CADM2 and NCAM1, both identified in the original ICC meta-analysis10, were among the strongest findings in the SNP-based and gene-based tests.
Q2. What was the significant finding in the S-PrediXcan analysis?
Like the SNP- and gene-based tests of association, the S-PrediXcan analysis detected a strong signal in a high-LD region at 16p11.2.
Q3. What are the strengths of this study?
Important strengths of this study include the analyses of the largest population sample to date, which has led to a substantial increase in power to identify genetic variants associated with lifetime cannabis use.

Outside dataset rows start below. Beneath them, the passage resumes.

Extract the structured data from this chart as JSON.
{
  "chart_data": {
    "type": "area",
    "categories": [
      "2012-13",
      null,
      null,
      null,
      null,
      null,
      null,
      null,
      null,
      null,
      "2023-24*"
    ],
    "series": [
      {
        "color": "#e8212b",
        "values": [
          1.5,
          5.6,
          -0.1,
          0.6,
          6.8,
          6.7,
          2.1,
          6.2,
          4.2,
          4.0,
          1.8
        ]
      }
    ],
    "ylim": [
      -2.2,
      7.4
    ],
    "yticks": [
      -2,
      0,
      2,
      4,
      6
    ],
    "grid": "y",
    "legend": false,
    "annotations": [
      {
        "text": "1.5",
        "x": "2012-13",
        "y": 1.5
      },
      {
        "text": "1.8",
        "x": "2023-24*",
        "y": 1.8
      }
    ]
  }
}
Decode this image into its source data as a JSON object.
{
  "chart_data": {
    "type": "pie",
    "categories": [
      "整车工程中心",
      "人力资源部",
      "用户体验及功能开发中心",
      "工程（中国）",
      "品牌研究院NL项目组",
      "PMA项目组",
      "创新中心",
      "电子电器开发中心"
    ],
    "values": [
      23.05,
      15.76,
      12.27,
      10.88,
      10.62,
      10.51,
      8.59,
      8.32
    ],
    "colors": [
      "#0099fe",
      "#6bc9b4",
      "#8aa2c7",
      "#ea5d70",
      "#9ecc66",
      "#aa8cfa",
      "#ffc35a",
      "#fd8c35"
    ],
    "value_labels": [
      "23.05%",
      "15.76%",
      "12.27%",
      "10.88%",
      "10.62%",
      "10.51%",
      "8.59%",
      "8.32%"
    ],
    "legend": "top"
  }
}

Q4. What is the largest association study for cannabis use to date?
In the largest genome-wide association study (GWAS) for lifetime cannabis use to date (N = 184,765), the authors identified eight genome-wide significant independent single nucleotide polymorphisms in six regions.
Q5. How much of the variation in schizophrenia risk was explained by the combined effect of SNPs?
11% of the variation in the phenotype was explained by the combined effect of SNPs, which amounts to approximately 25% of twin-based heritability estimates4.
Q6. What is the effect size of the LD score for a polygenic trait?
assuming a trait with a polygenic architecture, SNPs with a higher LD score have on average stronger effect sizes than SNPs with lower LD scores.
Q7. What tests of association were used for individual genetic variants?
Tests of association for individual genetic variants were complemented with gene-based tests of association and S-PrediXcan analysis.